His autobiography barely mentions the Natives of the area. He was much more impressed with the Elwha River which emptied into the Strait of Juan de Fuca, close to Port Angeles. He started secretly  buying land up along the river with a business partner over the next 12 years. His dream?

“The property on the Elwha River always fascinated me, but it was not until I saw it as a source of electric power for Port Angeles and the whole Olympic Peninsula that it magnetized all my energies….Suddenly the Elwha was no longer a wild stream crashing down to the Strait, the Elwha was peace, power and civilization.”

He built the first dam on the Elwha River in 1910. Even then it was illegal to obstruct a fish run without constructing a passage, or ladder, so the fish could continue to use the river to spawn. Somehow, Aldwell managed to get around this requirement. When a second dam, the Glines Canyon Dam was constructed further upriver in 1927, no fish ladders were required since  no fish were making it beyond the first dam. This second dam flooded the sacred area where the Lower Elwha Klallams believed people were created.

English: Elwha Dam constructed 1913, slated fo...

English: Elwha Dam constructed 1913, slated for demolition 2012. Photo by Larry Ward, Lower Elwha Fisheries Office (2005). (Photo credit: Wikipedia)
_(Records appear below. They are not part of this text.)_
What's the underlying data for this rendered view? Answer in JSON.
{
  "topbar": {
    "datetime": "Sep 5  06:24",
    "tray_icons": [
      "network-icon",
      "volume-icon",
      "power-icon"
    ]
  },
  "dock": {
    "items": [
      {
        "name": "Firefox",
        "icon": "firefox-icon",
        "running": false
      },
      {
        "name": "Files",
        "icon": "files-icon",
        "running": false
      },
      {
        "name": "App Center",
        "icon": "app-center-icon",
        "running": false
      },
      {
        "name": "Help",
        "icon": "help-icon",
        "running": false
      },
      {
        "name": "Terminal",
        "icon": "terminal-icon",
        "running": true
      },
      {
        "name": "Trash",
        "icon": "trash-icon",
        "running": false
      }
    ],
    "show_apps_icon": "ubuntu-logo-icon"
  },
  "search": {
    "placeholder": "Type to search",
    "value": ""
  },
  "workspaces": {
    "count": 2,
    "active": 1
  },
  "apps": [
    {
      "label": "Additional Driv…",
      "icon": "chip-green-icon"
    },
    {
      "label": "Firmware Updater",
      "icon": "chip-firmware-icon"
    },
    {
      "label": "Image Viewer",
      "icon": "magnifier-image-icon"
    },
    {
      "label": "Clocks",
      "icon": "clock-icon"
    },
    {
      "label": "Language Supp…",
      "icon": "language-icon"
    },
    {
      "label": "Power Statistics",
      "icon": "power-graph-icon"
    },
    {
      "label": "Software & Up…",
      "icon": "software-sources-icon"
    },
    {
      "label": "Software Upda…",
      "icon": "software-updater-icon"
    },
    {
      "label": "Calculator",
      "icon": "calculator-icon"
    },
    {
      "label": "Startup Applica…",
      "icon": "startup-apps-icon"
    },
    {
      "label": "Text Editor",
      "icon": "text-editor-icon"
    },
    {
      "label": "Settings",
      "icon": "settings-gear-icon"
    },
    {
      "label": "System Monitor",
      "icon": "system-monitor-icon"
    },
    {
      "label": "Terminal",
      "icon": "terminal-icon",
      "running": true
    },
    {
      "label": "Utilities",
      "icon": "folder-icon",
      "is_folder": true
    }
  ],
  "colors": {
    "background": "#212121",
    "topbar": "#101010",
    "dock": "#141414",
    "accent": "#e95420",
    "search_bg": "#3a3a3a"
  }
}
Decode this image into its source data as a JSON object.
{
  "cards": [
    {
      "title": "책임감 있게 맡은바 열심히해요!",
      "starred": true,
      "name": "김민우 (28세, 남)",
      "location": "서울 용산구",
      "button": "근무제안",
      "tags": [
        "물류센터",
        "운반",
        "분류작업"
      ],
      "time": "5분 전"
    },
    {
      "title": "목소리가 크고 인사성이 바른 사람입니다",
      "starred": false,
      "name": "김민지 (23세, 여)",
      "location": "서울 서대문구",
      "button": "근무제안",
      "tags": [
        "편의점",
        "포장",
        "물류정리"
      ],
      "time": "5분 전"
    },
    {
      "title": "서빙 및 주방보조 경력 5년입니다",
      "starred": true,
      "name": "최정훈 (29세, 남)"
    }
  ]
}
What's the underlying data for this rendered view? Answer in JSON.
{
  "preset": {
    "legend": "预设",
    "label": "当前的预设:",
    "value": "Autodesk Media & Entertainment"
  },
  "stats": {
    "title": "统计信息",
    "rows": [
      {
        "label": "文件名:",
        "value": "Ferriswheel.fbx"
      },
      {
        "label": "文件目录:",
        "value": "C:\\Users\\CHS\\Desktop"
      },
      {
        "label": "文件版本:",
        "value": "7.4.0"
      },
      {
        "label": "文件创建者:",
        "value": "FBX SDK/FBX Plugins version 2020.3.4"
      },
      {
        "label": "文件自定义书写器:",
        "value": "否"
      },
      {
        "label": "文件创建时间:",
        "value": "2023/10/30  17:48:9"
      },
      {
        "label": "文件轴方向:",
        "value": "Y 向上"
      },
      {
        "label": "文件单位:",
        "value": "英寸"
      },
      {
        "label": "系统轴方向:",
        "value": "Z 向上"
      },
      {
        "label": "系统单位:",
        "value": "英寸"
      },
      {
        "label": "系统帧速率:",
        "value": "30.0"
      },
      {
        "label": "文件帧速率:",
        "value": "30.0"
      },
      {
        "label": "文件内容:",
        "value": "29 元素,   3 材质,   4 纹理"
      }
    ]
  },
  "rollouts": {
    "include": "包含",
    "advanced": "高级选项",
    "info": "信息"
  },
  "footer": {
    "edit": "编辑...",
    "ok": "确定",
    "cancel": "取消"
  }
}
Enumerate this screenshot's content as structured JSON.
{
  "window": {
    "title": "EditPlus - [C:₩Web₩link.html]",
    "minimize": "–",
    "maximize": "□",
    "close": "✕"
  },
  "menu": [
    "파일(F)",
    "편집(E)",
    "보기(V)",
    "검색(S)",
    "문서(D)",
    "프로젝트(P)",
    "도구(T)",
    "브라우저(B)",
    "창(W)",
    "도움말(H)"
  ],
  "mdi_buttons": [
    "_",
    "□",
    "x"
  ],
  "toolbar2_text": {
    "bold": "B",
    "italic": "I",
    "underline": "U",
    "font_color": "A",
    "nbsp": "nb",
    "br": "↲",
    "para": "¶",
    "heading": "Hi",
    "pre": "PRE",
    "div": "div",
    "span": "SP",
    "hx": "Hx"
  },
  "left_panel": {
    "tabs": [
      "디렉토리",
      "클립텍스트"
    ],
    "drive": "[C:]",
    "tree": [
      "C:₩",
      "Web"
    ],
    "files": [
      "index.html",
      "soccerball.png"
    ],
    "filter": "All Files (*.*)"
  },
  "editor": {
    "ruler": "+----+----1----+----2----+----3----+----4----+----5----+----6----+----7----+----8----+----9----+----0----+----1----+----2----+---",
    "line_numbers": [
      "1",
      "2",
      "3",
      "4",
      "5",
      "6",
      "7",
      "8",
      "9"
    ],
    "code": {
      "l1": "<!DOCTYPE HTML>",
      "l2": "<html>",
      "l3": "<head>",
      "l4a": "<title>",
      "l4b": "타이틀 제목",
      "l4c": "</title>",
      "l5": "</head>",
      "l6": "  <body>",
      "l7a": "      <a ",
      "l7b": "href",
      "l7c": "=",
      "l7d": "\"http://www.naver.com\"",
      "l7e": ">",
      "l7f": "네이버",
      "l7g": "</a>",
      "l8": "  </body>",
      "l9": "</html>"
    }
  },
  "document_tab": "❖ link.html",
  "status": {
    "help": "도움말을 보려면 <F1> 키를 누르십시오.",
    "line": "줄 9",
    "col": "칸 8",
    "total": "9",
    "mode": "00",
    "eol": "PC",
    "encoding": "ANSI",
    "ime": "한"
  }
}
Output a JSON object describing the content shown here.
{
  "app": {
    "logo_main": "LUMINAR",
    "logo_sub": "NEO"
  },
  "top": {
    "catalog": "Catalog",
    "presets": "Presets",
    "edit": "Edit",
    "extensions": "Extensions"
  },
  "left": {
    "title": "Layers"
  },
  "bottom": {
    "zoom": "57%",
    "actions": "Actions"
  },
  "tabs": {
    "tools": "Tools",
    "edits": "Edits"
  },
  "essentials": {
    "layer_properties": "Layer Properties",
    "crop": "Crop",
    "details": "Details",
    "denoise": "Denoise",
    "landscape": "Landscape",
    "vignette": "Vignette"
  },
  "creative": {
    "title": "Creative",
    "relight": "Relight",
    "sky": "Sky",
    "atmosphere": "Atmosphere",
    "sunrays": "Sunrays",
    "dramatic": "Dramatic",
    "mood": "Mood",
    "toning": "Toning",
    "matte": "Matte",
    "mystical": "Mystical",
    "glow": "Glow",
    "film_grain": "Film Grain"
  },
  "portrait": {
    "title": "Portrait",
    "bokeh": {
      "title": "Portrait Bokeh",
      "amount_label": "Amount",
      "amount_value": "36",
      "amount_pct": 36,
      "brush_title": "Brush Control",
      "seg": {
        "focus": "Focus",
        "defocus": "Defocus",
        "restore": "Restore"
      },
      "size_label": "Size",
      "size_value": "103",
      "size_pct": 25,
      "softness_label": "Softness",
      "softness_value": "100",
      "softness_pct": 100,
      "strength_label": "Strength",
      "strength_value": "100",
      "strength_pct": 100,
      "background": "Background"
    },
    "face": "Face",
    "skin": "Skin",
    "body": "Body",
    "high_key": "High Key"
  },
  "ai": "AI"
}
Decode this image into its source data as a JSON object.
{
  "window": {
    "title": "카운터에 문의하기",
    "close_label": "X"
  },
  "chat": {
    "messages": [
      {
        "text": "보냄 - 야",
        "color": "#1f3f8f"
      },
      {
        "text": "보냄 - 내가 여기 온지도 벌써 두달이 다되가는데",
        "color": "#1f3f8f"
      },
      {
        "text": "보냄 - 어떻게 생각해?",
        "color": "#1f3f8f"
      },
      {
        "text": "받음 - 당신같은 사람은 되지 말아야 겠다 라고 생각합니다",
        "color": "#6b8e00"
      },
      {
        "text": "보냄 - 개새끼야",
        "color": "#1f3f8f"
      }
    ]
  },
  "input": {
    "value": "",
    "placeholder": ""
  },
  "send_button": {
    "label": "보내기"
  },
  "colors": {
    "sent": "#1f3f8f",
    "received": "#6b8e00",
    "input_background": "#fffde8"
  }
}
In 1986, the Lower Elwha Klallam tribe challenged the re-licensing of the two dams. Dam removal has become increasingly common. Aging structures and the cost of upgrading dams that are not all that productive have produced new thinking and policies. In 1992, after hard work by the tribe and environmental groups, an act of Congress provided for the removal of both dams. This will be the largest of any dam removal in the United States to date–and likely the largest in the world.

Next post: my trip to see the Elwha River….unleashed.

* * *

Several of you have asked if my sons remembered the cowhide incident. My oldest son said, yes, he remembered finding it on the beach, but was a little confused about why I was dragging it to the meat market. Sigh…so much for the lesson I thought I was teaching. Actually, his perception as a young child may have been more accurate than mine was–the cowhide indeed may not have come from the market.

On the other hand, he says blood definitely was running across the road in front of the market. He and my younger son, as they waited for the school bus in the morning, often watched the crew hosing out the slaughtering truck next to the road.